A new report says the global 3-D printing market will hit $32.3 billion by 2025, an increase of $25 billion. It's easy to see why with the most complicated machines costing as much as $2 million and printing parts for jet engines.
One such machine is now being sold in Blue Ash, Ohio, and will soon be manufactured there. BeAM Machines, Inc. opened its U.S. subsidiary on Creek Road. It showed off its signature 3-D printer, The Magic 2.0, at a September open house.
The 3-D printer built an exhaust nozzle for a gas turbine engine in 11.5 hours. If done the traditional way, it would have taken four and a half weeks to build.
General manager Tim Bell, a self-described machine tool geek, explains how the process works.
"We take basically a laser beam,” Bell says. “When the powder hits the laser beam it creates a liquid and becomes a melt pool like if you were welding. But then we use this machine tool to accurately lay down that melt pool in a preconfigured geometry to produce actual components."
He and others expect the technology to take off in the next five years.

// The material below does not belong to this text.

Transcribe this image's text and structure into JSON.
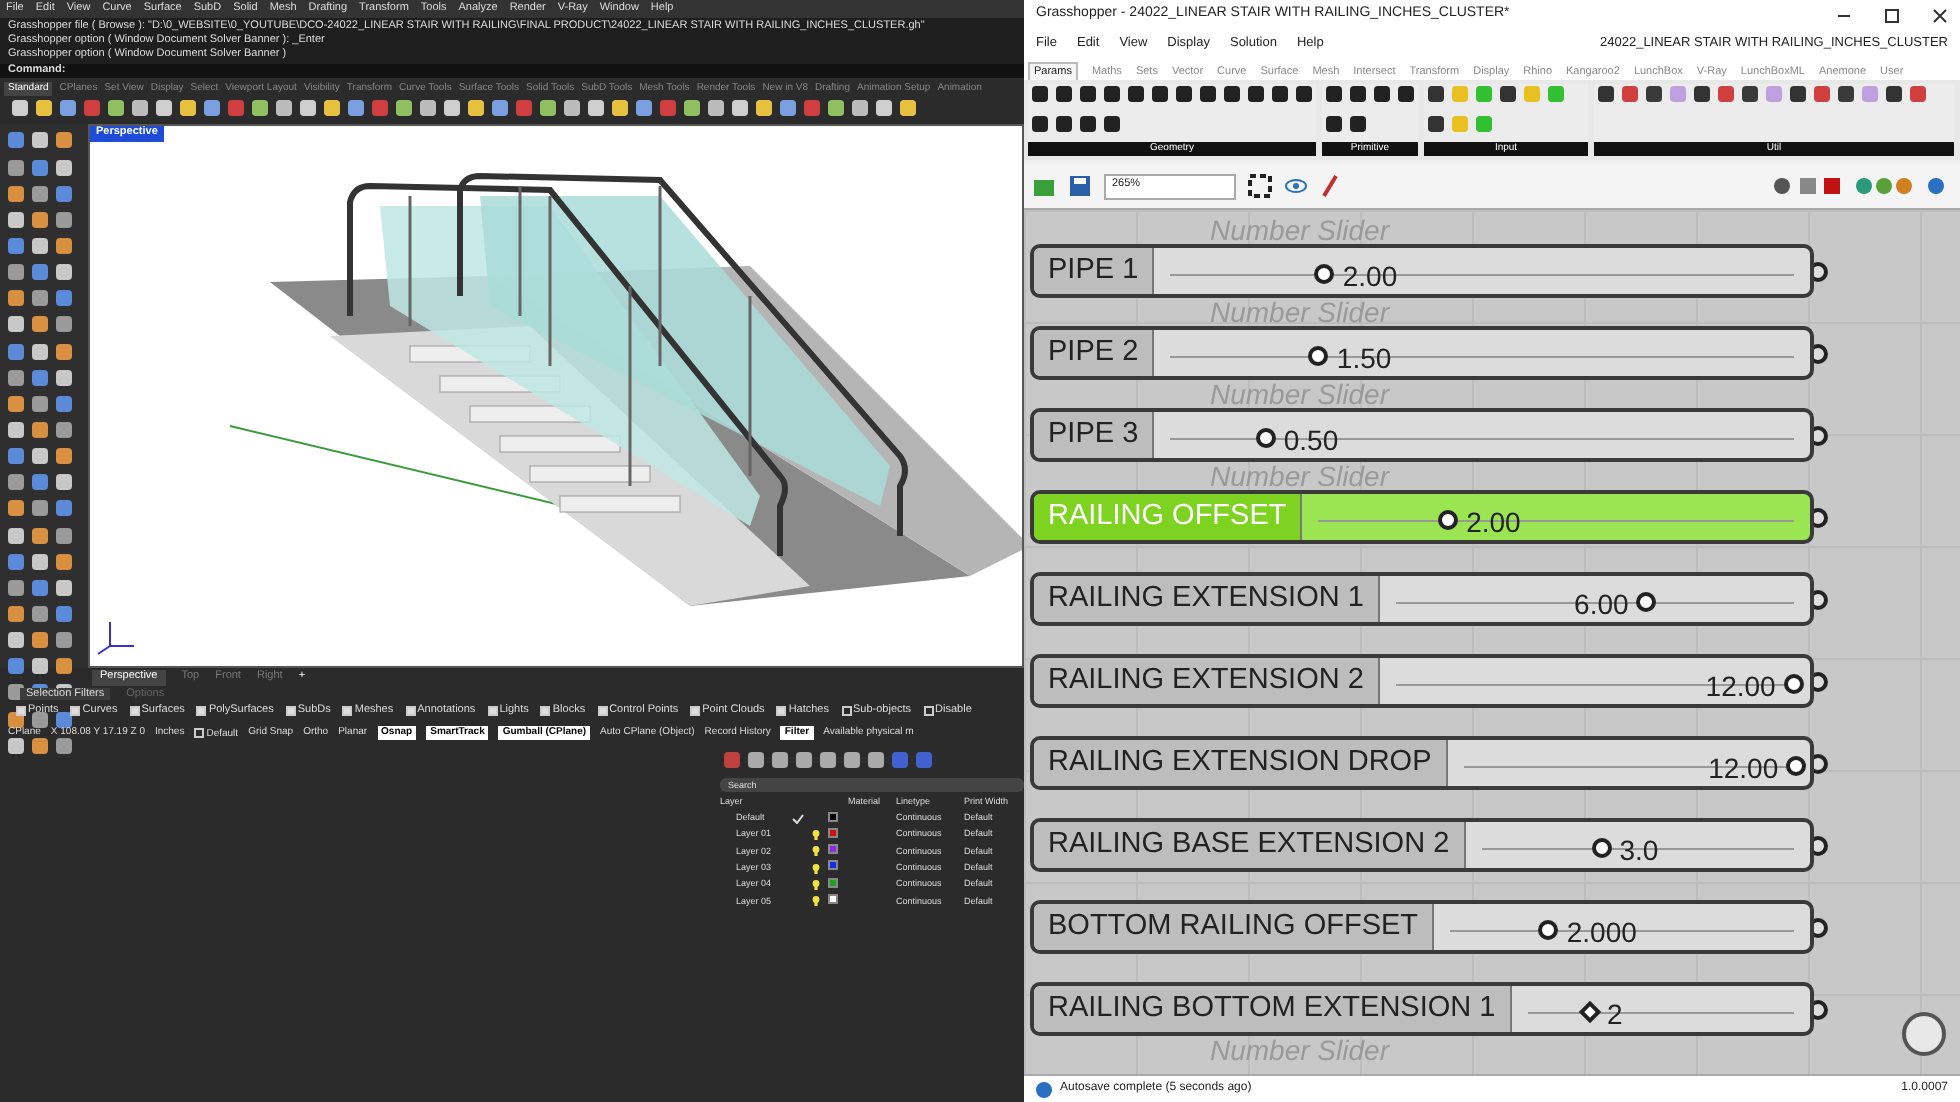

GE Aviation has been printing engine parts for years. GE is not a BeAM customer but is part of a new collaboration aimed at boosting Greater Cincinnati's prominence in the additive manufacturing industry.
3-D printing is expected to revolutionize global manufacturing in the 21st century. A first-of-its-kind additive technology business symposium is scheduled for October 5 at GE Additive in West Chester.
The sky is not the limit for The Magic 2.0 and its smaller versions.
"Our small machine like this could operate in space and build parts there from materials that they have at hand," Bells says.